Paragon Gameplay & History

Bally’s Paragon, released in 1979, is one of the most revered machines of pinball’s golden transition years — and for many collectors, simply one of the most beautiful games ever made. Designed by Greg Kmiec and adorned with Paul Faris’s lush, intricate artwork of muscular barbarian heroes and perilous fantasy landscapes, it holds a double distinction: it was Bally’s very first widebody (“SuperSize”) table, and the first machine ever to feature in-line drop targets. Just over nine thousand were produced.

That extra-wide playfield is a sprawling adventure, complete with four flippers — including a strategically vital upper-left mini-flipper — and a multi-level layout. The path to a big score runs through the bonus: the spinner builds your bonus while the stacked drop targets multiply it, and since a bonus pegged at 20K, 30K, or 40K is held over between balls, the smart play is to build it high on ball one so balls two and three pay off huge.

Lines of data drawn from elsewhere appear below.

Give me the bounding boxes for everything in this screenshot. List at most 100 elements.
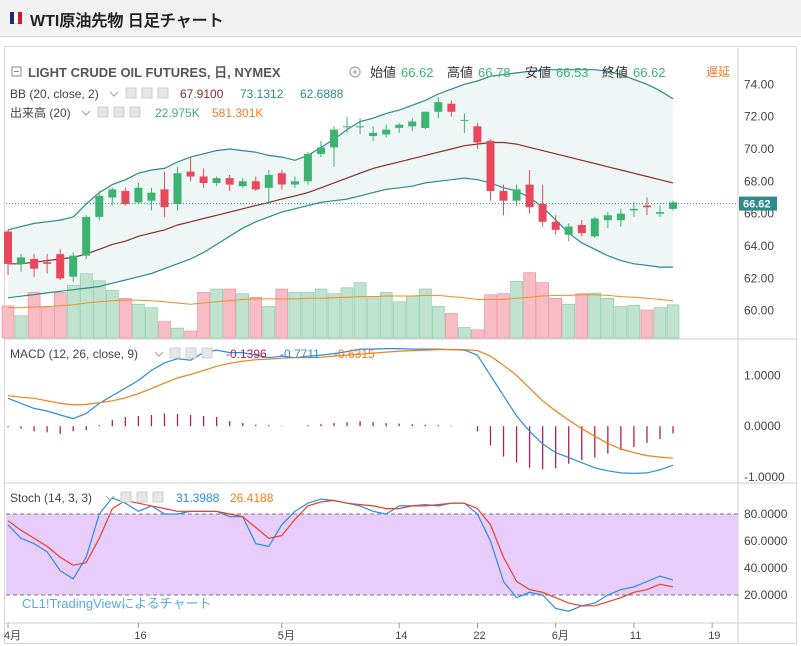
volume-bar (405, 295, 419, 339)
eye-icon[interactable] (125, 87, 137, 99)
stoch-name: Stoch (14, 3, 3) (10, 491, 92, 505)
candle-body (603, 215, 612, 221)
volume-bar (445, 313, 458, 339)
volume-bar (1, 305, 15, 339)
macd-hist-value: -0.1396 (226, 347, 267, 361)
volume-bar (458, 327, 471, 339)
volume-bar (549, 297, 563, 339)
candle-body (186, 171, 195, 177)
close-icon[interactable] (152, 491, 164, 503)
macd-axis-tick: 0.0000 (744, 419, 781, 433)
volume-bar (523, 272, 536, 339)
price-axis-tick: 74.00 (744, 77, 774, 91)
volume-bar (314, 288, 328, 339)
gear-icon[interactable] (141, 87, 153, 99)
volume-bar (119, 297, 132, 339)
candle-body (330, 129, 338, 148)
bb-upper-value: 73.1312 (240, 87, 284, 101)
volume-ma-value: 581.301K (212, 106, 263, 120)
candle-body (656, 212, 664, 214)
x-axis-tick: 16 (134, 630, 146, 642)
chevron-down-icon[interactable] (81, 110, 91, 116)
volume-bar (588, 292, 602, 339)
eye-icon[interactable] (169, 347, 181, 359)
volume-bar (262, 306, 276, 339)
candle-body (669, 202, 677, 209)
price-axis-tick: 70.00 (744, 142, 774, 156)
volume-bar (132, 303, 145, 339)
macd-legend: MACD (12, 26, close, 9) -0.1396 -0.7711 … (10, 347, 375, 361)
volume-bar (158, 321, 171, 339)
close-icon[interactable] (201, 347, 213, 359)
volume-bar (14, 315, 28, 339)
volume-bar (40, 307, 54, 339)
volume-bar (431, 306, 445, 339)
x-axis-tick: 6月 (552, 630, 569, 642)
stoch-legend: Stoch (14, 3, 3) 31.3988 26.4188 (10, 491, 274, 505)
x-axis-tick: 11 (630, 630, 641, 642)
chevron-down-icon[interactable] (109, 91, 119, 97)
candle-body (173, 173, 182, 204)
volume-bar (471, 329, 484, 339)
volume-bar (484, 294, 497, 339)
volume-bar (197, 292, 210, 339)
volume-ma-line (8, 294, 674, 309)
stoch-d-line (7, 499, 674, 607)
candle-body (134, 187, 143, 203)
candle-body (577, 225, 586, 234)
high-value: 66.78 (478, 65, 511, 80)
open-label: 始値 (370, 65, 396, 80)
candle-body (212, 178, 221, 183)
eye-icon[interactable] (349, 66, 361, 78)
volume-bar (666, 304, 680, 339)
candle-body (551, 221, 560, 230)
candle-body (160, 189, 169, 208)
macd-signal-line (7, 349, 674, 459)
volume-bar (379, 292, 393, 339)
candle-body (95, 195, 104, 217)
macd-line-value: -0.7711 (280, 347, 320, 361)
volume-bar (53, 292, 67, 339)
open-value: 66.62 (401, 65, 434, 80)
volume-bar (536, 282, 549, 339)
bb-name: BB (20, close, 2) (10, 87, 99, 101)
volume-bar (301, 292, 315, 339)
candle-body (590, 218, 599, 237)
candle-body (238, 181, 247, 187)
eye-icon[interactable] (120, 491, 132, 503)
collapse-icon[interactable] (11, 66, 22, 77)
macd-axis-tick: 1.0000 (744, 368, 781, 382)
chevron-down-icon[interactable] (154, 351, 164, 357)
close-icon[interactable] (157, 87, 169, 99)
stoch-axis-tick: 80.0000 (744, 507, 788, 521)
x-axis-tick: 22 (473, 630, 485, 642)
bb-basis-value: 67.9100 (180, 87, 224, 101)
gear-icon[interactable] (136, 491, 148, 503)
x-axis-tick: 19 (708, 630, 720, 642)
volume-bar (627, 304, 641, 339)
gear-icon[interactable] (185, 347, 197, 359)
candle-body (643, 205, 651, 208)
candle-body (317, 147, 325, 154)
gear-icon[interactable] (113, 106, 125, 118)
bb-lower-value: 62.6888 (300, 87, 344, 101)
volume-bar (236, 293, 249, 339)
chart-frame (4, 46, 797, 644)
candle-body (17, 257, 25, 264)
watermark: CL1!TradingViewによるチャート (22, 596, 211, 611)
eye-icon[interactable] (97, 106, 109, 118)
volume-bar (366, 296, 380, 339)
price-axis-tick: 68.00 (744, 174, 774, 188)
candle-body (460, 119, 469, 121)
last-price-badge (739, 196, 777, 211)
low-label: 安値 (525, 65, 551, 80)
x-axis-tick: 14 (395, 630, 407, 642)
close-icon[interactable] (129, 106, 141, 118)
candle-body (616, 213, 625, 221)
volume-bar (249, 296, 263, 339)
delayed-badge: 遅延 (706, 65, 730, 79)
chevron-down-icon[interactable] (105, 495, 115, 501)
candle-body (225, 178, 234, 185)
page-title: WTI原油先物 日足チャート (30, 13, 224, 30)
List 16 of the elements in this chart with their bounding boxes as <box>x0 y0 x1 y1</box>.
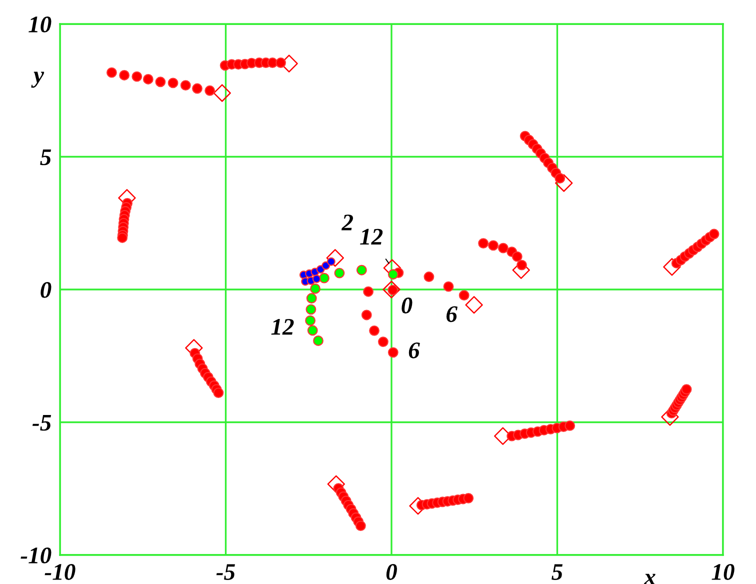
annotation: 6 <box>408 342 420 358</box>
annotation: 2 <box>341 214 354 230</box>
annotation: 12 <box>360 228 383 245</box>
annotation: 12 <box>271 318 294 335</box>
x-tick-label: -5 <box>216 564 235 580</box>
x-tick-label: 0 <box>386 564 397 580</box>
y-tick-label: -10 <box>20 547 52 564</box>
x-tick-label: 10 <box>712 564 734 580</box>
annotation: 6 <box>446 306 458 322</box>
y-tick-label: 10 <box>28 16 52 32</box>
annotation: 0 <box>402 298 412 314</box>
x-tick-label: 5 <box>552 564 563 580</box>
y-tick-label: 0 <box>40 282 52 298</box>
y-tick-label: 5 <box>40 149 52 166</box>
y-axis-title: y <box>31 72 44 88</box>
y-tick-label: -5 <box>32 414 52 431</box>
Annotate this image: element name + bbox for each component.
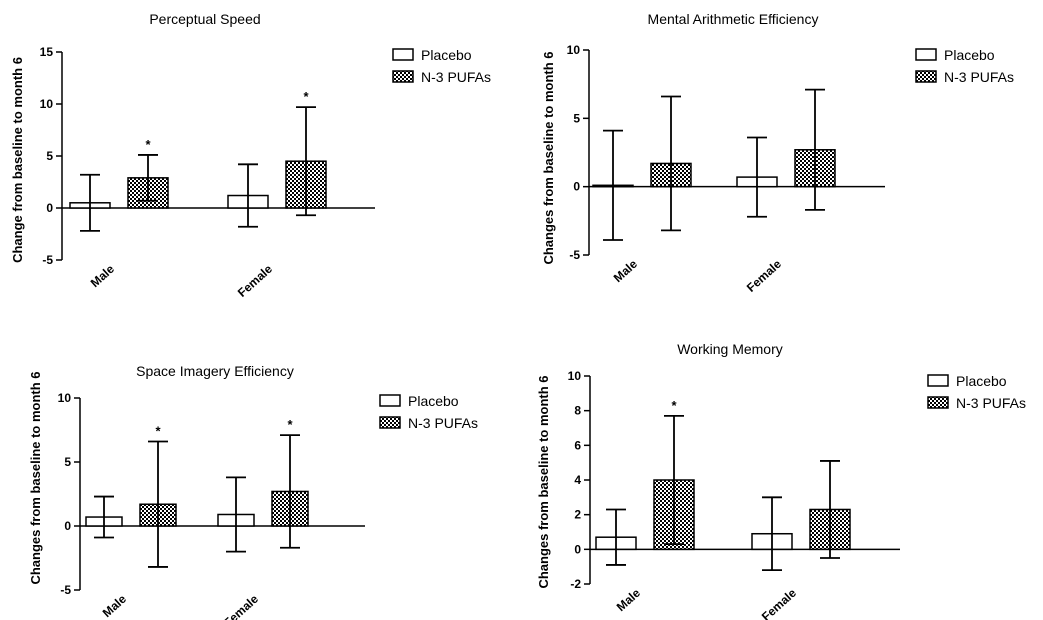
y-tick-label: 0: [573, 180, 580, 194]
y-tick-label: 5: [573, 111, 580, 125]
legend-swatch: [915, 48, 937, 61]
y-tick-label: -2: [570, 577, 581, 591]
legend-swatch: [927, 374, 949, 387]
legend-swatch: [915, 70, 937, 83]
y-tick-label: -5: [569, 248, 580, 262]
y-tick-label: 10: [58, 391, 72, 405]
significance-marker: *: [145, 137, 151, 152]
legend-swatch: [392, 48, 414, 61]
chart-perceptual-speed: Perceptual Speed Change from baseline to…: [10, 11, 491, 300]
x-category-label: Female: [235, 262, 275, 300]
y-axis-label: Changes from baseline to month 6: [541, 51, 556, 264]
chart-title: Mental Arithmetic Efficiency: [648, 11, 819, 27]
x-category-label: Male: [88, 262, 117, 290]
legend-label: N-3 PUFAs: [408, 415, 478, 431]
y-tick-label: 0: [46, 201, 53, 215]
y-tick-label: 10: [40, 97, 54, 111]
legend-label: Placebo: [944, 47, 995, 63]
chart-space-imagery-efficiency: Space Imagery Efficiency Changes from ba…: [28, 363, 478, 620]
x-category-label: Female: [759, 586, 799, 620]
chart-title: Working Memory: [677, 341, 783, 357]
x-category-label: Male: [614, 586, 643, 614]
y-tick-label: 10: [567, 43, 581, 57]
legend-swatch: [379, 394, 401, 407]
significance-marker: *: [155, 424, 161, 439]
significance-marker: *: [671, 398, 677, 413]
legend-label: Placebo: [408, 393, 459, 409]
chart-working-memory: Working Memory Changes from baseline to …: [536, 341, 1026, 620]
y-tick-label: 5: [46, 149, 53, 163]
legend-label: Placebo: [956, 373, 1007, 389]
x-category-label: Female: [221, 592, 261, 620]
y-axis-label: Changes from baseline to month 6: [28, 371, 43, 584]
x-category-label: Male: [100, 592, 129, 620]
x-category-label: Female: [744, 257, 784, 295]
legend-label: N-3 PUFAs: [421, 69, 491, 85]
y-tick-label: -5: [42, 253, 53, 267]
legend-swatch: [392, 70, 414, 83]
y-tick-label: 2: [574, 508, 581, 522]
legend-label: N-3 PUFAs: [944, 69, 1014, 85]
legend-label: N-3 PUFAs: [956, 395, 1026, 411]
chart-title: Space Imagery Efficiency: [136, 363, 294, 379]
legend-swatch: [379, 416, 401, 429]
y-tick-label: 5: [64, 455, 71, 469]
y-axis-label: Changes from baseline to month 6: [536, 375, 551, 588]
y-tick-label: 0: [64, 519, 71, 533]
y-tick-label: 0: [574, 542, 581, 556]
y-tick-label: 6: [574, 438, 581, 452]
y-axis-label: Change from baseline to month 6: [10, 57, 25, 263]
legend-label: Placebo: [421, 47, 472, 63]
chart-title: Perceptual Speed: [149, 11, 260, 27]
y-tick-label: 10: [568, 369, 582, 383]
y-tick-label: 15: [40, 45, 54, 59]
significance-marker: *: [303, 89, 309, 104]
significance-marker: *: [287, 417, 293, 432]
chart-mental-arithmetic-efficiency: Mental Arithmetic Efficiency Changes fro…: [541, 11, 1014, 295]
y-tick-label: 4: [574, 473, 581, 487]
y-tick-label: -5: [60, 583, 71, 597]
legend-swatch: [927, 396, 949, 409]
x-category-label: Male: [611, 257, 640, 285]
y-tick-label: 8: [574, 404, 581, 418]
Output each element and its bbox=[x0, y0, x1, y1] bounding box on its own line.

Skilled players live and die by ball control here, using deft tap-passes between the right flippers and holding the upper-left flipper to safely return the ball from the treacherous Valley of Demons.

The game is famously demanding — the central “advance bonus” standup under the pops is notorious for sending balls out of control — but that danger is part of the legend. Gorgeous, ambitious, and historically pivotal, Paragon is a crown jewel of late-1970s Bally design and a grail machine for serious enthusiasts.